Diversifying Cannabis Interests Beyond B2C
Faced with conglomerate-level competition infiltrating the cannabis industry, new or small-scale businesses who choose to focus all efforts on direct-to-consumer sales present something of a myopic approach to the changing landscape of marijuana. Take it from these insiders, who advise cannabis producers to diversify their interests.
With innovators looking for new ways to surpass this speed bump of excess product, supplying smaller companies with required ancillary products and services could be the answer to how businesses stay afloat.
Walker opens up about one of East Fork Cultivars’ specialty items that keeps the company relevant and profitable.
“East Fork’s most innovative product is single-origin oil, a B2B product that we provide to infused products companies to power their CBD lines. We work with four extraction partners, using our material to concoct a range of oils that can meet any requirement of an edible, topical, tincture or beverage maker. From terpene-rich custom blends to single-strain micro batches, this approach has allowed us to form deep partnerships with some of Oregon’s premier makers that otherwise would work with bulk/commodity oil companies.”
On the scientific side of the industry, laboratory testing presents a reliable pillar that keeps the cannabis industry running efficiently and safely. Confident Cannabis services labs, farms and other cannabis-related businesses, aiding them in tracking test results and providing a wholesale platform populated by those results to help them buy and sell. Though Confident Cannabis doesn’t serve customers directly, its software provides essential infrastructure and knowledge that will eventually make it into the hands — and pipes — of consumers.
“As a science- and tech-driven company, we have listened to the problems of producers and buyers for the last three years, as we provided our lab software to most of the labs in Oregon,” says Bogus of Confident Cannabis. “As a result, we’ve created a software platform that will vastly improve the wholesale transactional flow for Oregon cannabis companies, allowing them to efficiently submit and request orders to one another, knowing what they’re getting ahead of time, because we require lab testing for all products on our platform, and all vendors must be METRC [Marijuana Enforcement Tracking Reporting Compliance] verified. We are bringing trust and transparency to the wholesale cannabis market, which we believe will have an appreciable effect on the Oregon supply problem.”
Cannabis Community Building Through Charity
Beyond optimizing widely available, high-quality cannabis in all forms for recreational adult use, the initial breakthrough of medical marijuana could potentially bring the industry full circle, especially in the context of disadvantaged and marginalized patients.

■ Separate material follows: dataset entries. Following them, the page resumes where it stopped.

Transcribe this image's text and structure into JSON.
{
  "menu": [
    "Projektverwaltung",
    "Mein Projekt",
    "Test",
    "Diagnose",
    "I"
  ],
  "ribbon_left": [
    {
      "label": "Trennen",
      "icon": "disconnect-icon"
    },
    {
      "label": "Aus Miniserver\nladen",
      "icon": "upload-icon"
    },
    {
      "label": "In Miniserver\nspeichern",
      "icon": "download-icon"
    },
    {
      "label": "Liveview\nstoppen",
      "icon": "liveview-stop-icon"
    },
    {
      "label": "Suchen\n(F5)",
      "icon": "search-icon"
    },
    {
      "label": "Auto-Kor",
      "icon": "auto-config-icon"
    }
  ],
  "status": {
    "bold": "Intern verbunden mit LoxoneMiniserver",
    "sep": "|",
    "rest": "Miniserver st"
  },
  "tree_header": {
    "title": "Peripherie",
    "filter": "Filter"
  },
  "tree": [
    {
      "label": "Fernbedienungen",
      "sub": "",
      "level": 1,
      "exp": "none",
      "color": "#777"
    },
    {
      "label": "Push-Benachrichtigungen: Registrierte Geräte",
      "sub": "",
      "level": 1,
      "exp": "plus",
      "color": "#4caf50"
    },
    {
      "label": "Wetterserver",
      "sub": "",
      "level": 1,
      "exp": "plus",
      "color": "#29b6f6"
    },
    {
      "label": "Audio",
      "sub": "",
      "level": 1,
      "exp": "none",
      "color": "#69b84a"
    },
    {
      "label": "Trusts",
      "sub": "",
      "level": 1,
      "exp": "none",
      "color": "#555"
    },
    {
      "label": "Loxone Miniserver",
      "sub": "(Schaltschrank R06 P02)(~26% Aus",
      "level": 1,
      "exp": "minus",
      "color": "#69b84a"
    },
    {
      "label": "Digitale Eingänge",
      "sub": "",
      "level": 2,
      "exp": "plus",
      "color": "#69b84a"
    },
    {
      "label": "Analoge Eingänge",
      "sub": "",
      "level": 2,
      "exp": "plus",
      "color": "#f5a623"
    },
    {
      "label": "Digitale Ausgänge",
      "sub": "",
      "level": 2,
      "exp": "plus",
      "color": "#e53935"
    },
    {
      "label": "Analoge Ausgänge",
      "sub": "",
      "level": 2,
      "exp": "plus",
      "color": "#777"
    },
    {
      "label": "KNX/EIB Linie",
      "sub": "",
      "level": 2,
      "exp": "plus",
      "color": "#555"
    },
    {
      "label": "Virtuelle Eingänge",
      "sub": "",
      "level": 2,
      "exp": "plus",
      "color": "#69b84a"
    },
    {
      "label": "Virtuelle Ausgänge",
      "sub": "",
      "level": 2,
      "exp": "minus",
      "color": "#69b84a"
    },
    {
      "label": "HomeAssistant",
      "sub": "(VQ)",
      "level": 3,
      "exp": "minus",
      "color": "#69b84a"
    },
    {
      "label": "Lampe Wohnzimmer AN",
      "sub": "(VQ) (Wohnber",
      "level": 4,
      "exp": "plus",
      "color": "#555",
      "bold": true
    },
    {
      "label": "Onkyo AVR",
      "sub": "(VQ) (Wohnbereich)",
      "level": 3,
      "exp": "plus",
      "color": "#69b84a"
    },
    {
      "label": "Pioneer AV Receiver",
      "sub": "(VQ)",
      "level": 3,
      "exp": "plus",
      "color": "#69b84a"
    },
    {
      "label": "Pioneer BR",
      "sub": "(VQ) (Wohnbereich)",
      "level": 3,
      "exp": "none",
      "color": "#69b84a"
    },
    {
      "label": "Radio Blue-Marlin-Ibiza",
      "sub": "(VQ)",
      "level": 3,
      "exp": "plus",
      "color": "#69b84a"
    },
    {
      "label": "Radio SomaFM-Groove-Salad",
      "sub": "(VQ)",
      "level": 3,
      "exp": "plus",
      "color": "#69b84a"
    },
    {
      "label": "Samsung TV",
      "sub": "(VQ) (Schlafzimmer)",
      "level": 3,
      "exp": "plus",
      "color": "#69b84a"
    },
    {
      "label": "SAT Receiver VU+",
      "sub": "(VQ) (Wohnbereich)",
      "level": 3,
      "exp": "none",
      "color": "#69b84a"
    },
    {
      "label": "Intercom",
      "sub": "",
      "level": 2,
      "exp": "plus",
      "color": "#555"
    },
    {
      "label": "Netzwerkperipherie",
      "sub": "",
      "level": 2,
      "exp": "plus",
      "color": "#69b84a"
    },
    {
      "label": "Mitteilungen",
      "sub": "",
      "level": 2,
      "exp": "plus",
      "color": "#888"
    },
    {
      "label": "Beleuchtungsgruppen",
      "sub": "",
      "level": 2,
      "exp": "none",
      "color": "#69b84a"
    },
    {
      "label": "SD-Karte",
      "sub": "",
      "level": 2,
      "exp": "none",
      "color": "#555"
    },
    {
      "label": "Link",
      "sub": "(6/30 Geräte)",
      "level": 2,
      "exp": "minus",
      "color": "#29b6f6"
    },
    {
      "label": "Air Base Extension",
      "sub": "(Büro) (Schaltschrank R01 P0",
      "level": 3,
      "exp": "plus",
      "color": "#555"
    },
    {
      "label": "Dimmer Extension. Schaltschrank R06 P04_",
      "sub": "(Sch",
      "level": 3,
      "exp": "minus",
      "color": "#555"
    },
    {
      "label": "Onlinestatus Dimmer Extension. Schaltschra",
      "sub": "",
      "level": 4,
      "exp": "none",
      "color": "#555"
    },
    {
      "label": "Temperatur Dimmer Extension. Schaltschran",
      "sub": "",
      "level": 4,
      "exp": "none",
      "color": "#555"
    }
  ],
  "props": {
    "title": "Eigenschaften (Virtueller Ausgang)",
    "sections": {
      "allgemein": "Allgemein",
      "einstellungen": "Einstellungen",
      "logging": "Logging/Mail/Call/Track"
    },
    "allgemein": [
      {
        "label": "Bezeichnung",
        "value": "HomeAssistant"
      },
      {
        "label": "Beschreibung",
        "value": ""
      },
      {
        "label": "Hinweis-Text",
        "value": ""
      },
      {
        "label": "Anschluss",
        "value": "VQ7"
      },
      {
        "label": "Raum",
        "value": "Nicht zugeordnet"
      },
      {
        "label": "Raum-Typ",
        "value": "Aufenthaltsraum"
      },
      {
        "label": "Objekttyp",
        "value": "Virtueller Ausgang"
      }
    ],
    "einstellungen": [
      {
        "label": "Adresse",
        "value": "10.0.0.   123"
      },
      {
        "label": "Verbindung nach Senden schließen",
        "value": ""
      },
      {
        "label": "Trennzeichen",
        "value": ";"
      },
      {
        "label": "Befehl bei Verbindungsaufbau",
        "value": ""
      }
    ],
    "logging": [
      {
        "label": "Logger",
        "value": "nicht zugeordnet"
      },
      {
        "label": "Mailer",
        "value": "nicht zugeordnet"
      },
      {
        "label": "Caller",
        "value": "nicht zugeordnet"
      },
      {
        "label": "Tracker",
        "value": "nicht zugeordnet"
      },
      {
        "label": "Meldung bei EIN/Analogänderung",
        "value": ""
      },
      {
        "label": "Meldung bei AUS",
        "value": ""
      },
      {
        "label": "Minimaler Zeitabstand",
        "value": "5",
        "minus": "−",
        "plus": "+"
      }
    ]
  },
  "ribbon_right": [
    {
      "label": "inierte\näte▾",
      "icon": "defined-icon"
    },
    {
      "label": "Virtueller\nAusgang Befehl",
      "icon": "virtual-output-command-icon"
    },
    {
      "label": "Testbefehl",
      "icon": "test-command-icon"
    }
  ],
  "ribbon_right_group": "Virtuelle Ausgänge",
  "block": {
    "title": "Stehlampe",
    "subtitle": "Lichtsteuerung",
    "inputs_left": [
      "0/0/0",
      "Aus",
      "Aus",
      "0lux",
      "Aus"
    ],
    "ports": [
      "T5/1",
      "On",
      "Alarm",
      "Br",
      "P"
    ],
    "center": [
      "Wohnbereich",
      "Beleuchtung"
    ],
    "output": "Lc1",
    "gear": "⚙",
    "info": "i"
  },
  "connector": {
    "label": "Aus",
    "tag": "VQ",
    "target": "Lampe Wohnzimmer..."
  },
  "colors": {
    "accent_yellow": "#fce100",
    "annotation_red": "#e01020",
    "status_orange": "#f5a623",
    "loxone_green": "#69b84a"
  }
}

Supplying these patients with gifts of excess cannabis, including veterans and elderly Americans, feasibly represents a service that could surpass sales and head into the territory of increasing national health and wellbeing.
A charity investment of this type, low tech and compassionate, will likely evangelize cannabis more than any high-end marketing campaign ever has. Giving people in the US much-needed aid in the form of assisted cannabis access would also be a diversion from the wealth-driven boom that is primarily enjoyed by white-owned businesses. The benefits for society of gifting cannabis products to those in need are numerous; this should be a core mission, right alongside the profit rush.
With all this extra weed to play around with, we can’t wait to see what the restless creators and groundbreakers of the cannabis industry come up with next, especially in Oregon, that free-spirited, forward-thinking corner of the country.